AFP/Agencies,
New York: The United States may be heading for putting defensive and offensive weapons in space.
The American Air Force, saying it must secure space to protect the nation from attack, is seeking President George W Bush's approval of a national-security directive that could move the US closer to fielding space weapons, the New York Times reported today.
A Presidential directive is expected within weeks, the report added quoting a senior administration official, who, it said, is involved with space policy and insisted he should not be identified because the directive is still under final review and the white house has not disclosed its details.
The Times quoted a senior administration official as saying a new presidential directive would replace a 1996 Clinton administration policy that emphasised a more pacific use of space, including spy satellites' support for military operations, arms control and nonproliferation pacts.
Any deployment of space weapons would face financial, technological, political and diplomatic hurdles, although no treaty or law bans Washington from putting weapons in space, barring weapons of mass destruction, the report said.
Air force officials told the paper that the directive, which is still in draft form, did not call for militarising space.
“The focus of the process is not putting weapons in space,” said Maj Karen Finn, an Air Force spokeswoman, who added that the white house, not the air force, makes national policy. “The focus is having free access in space.”
With little public debate, the paper said, the Pentagon has already spent billions of dollars developing space weapons and preparing plans to deploy them.
“We haven't reached the point of strafing and bombing from space,” Pete Teets, who stepped down last month as the acting secretary of the air force, told a space warfare symposium last year. “Nonetheless, we are thinking about those possibilities.”
In January 2001, a commission led by Donald H Rumsfeld, then the newly nominated Defence Secretary, recommended that the military should “ensure that the president will have the option to deploy weapons in space,” the Times recalled.

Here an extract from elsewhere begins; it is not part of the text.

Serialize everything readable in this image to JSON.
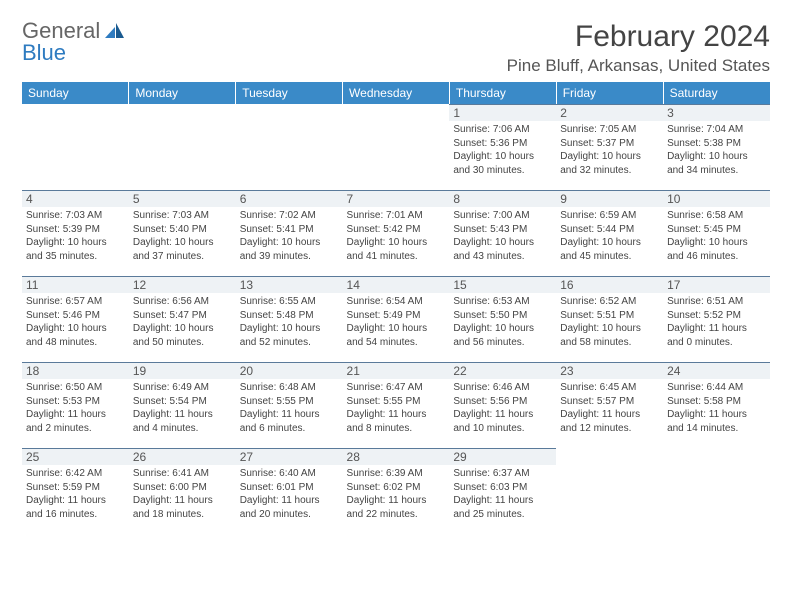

It said that “explicit national security guidance and defence policy is needed to direct development of doctrine, concepts of operations and capabilities for space, including weapons systems that operate in space.”
The effort to develop a new policy directive, the times said, reflects three years of work prompted by the report. The white house would not say if all the report's recommendations would be adopted.
In 2002, after weighing the report of the Rumsfeld space commission, bush withdrew from the 30-year-old antiballistic missile treaty, which banned space-based weapons.
Ever since then, the times said, the air force has sought a new presidential policy officially ratifying the concept of seeking American space superiority.
The Air Force believes “we must establish and maintain space superiority,” Gen Lance Lord, who leads the Air Force space command, told Congress recently. “Simply put, it's the American way of fighting.”